Concepedia

TLDR

Suboptimal information exchange in healthcare leads to patient harm, with communication errors cited as a leading cause of sentinel events and accounting for 70 % of adverse events, yet existing safety strategies fail to address the complex sociotechnical barriers that make communication a persistent challenge. The study calls for a detailed dissection of communication errors—using root cause analysis, failure modes and effects analysis, or event reporting—to enable precise categorization and focused interventions for patient safety. By defining specific communication barriers and mapping evidence‑based recovery strategies to each, the authors propose a targeted approach that enhances the reliability and validity of information exchange in healthcare.

Abstract

Abstract Suboptimal exchange of information can have tragic consequences to patient’s safety and survival. To this end, the Joint Commission lists communication error among the most common attributable causes of sentinel events.
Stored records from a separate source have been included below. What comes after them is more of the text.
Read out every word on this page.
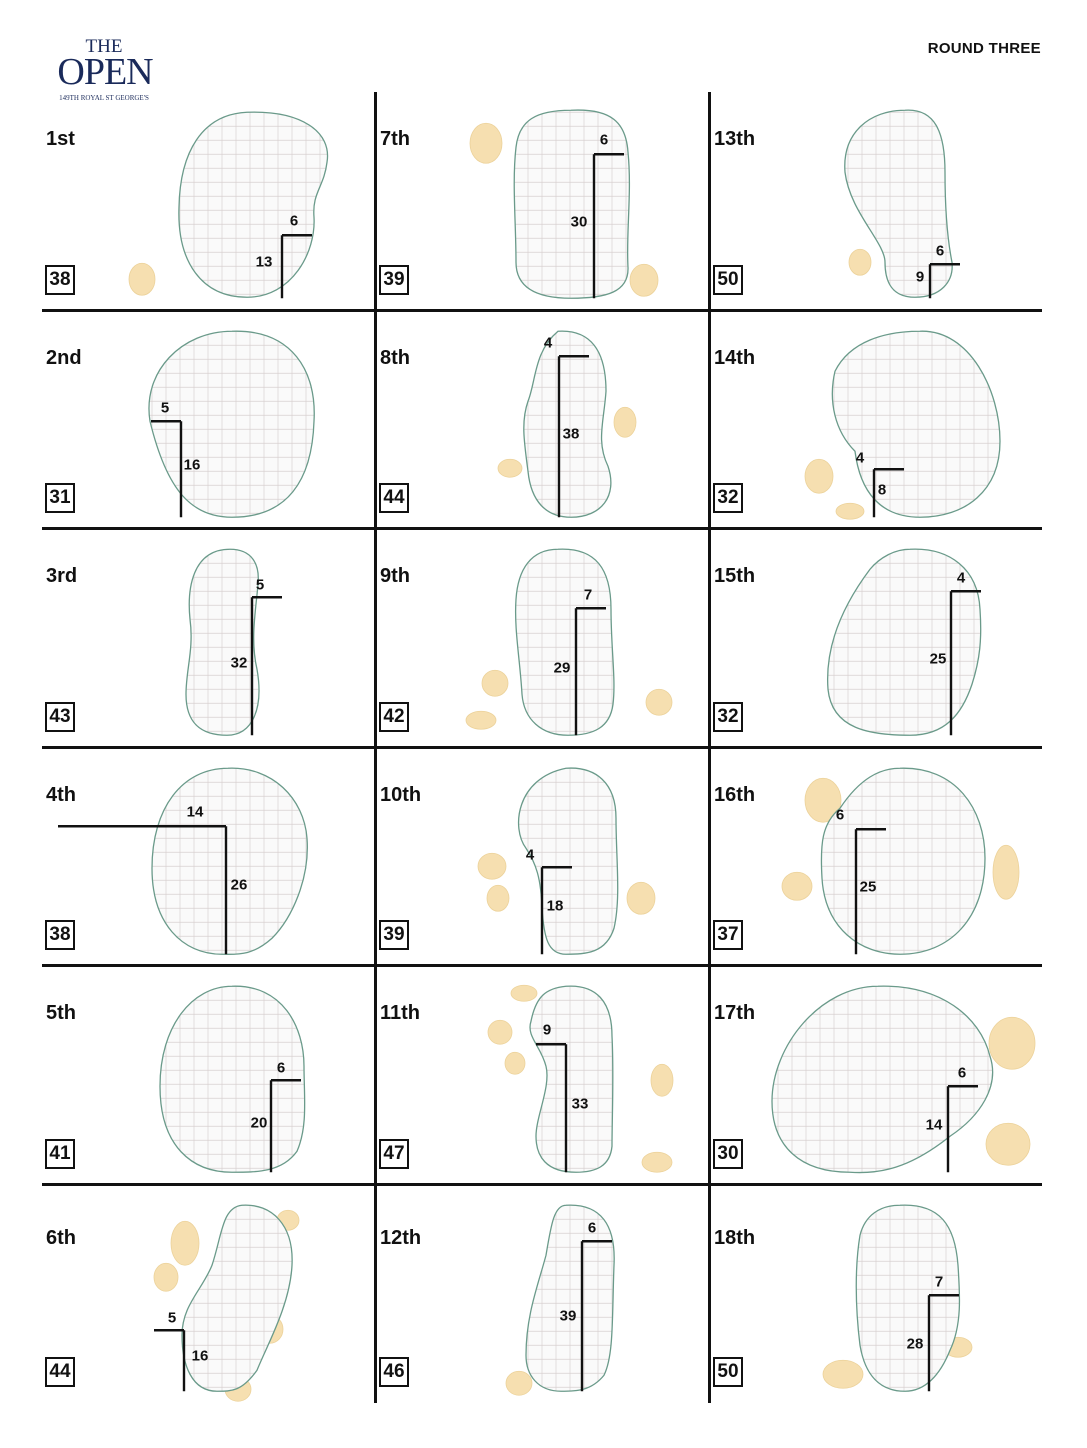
THE
OPEN
149TH ROYAL ST GEORGE'S
ROUND THREE
6
13
1st
38
6
30
7th
39
6
9
13th
50
5
16
2nd
31
4
38
8th
44
4
8
14th
32
5
32
3rd
43
7
29
9th
42
4
25
15th
32
14
26
4th
38
4
18
10th
39
6
25
16th
37
6
20
5th
41
9
33
11th
47
6
14
17th
30
5
16
6th
44
6
39
12th
46
7
28
18th
50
The risk management literature further supports this finding, ascribing communication error as a major factor (70%) in adverse events. Despite numerous strategies to improve patient safety, which are rooted in other high reliability industries (e.g., commercial aviation and naval aviation), communication remains an adaptive challenge that has proven difficult to overcome in the sociotechnical landscape that defines healthcare. Attributing a breakdown in information exchange to simply a generic “communication error” without further specification is ineffective and a gross oversimplification of a complex phenomenon. Further dissection of the communication error using root cause analysis, a failure modes and effects analysis, or through an event reporting system is needed. Generalizing rather than categorizing is an oversimplification that clouds clear pattern recognition and thereby prevents focused interventions to improve process reliability. We propose that being more precise when describing communication error is a valid mechanism to learn from these errors. We assert that by deconstructing communication in healthcare into its elemental parts, a more effective organizational learning strategy emerges to enable more focused patient safety improvement efforts. After defining the barriers to effective communication, we then map evidence-based recovery strategies and tools specific to each barrier as a tactic to enhance the reliability and validity of information exchange within healthcare.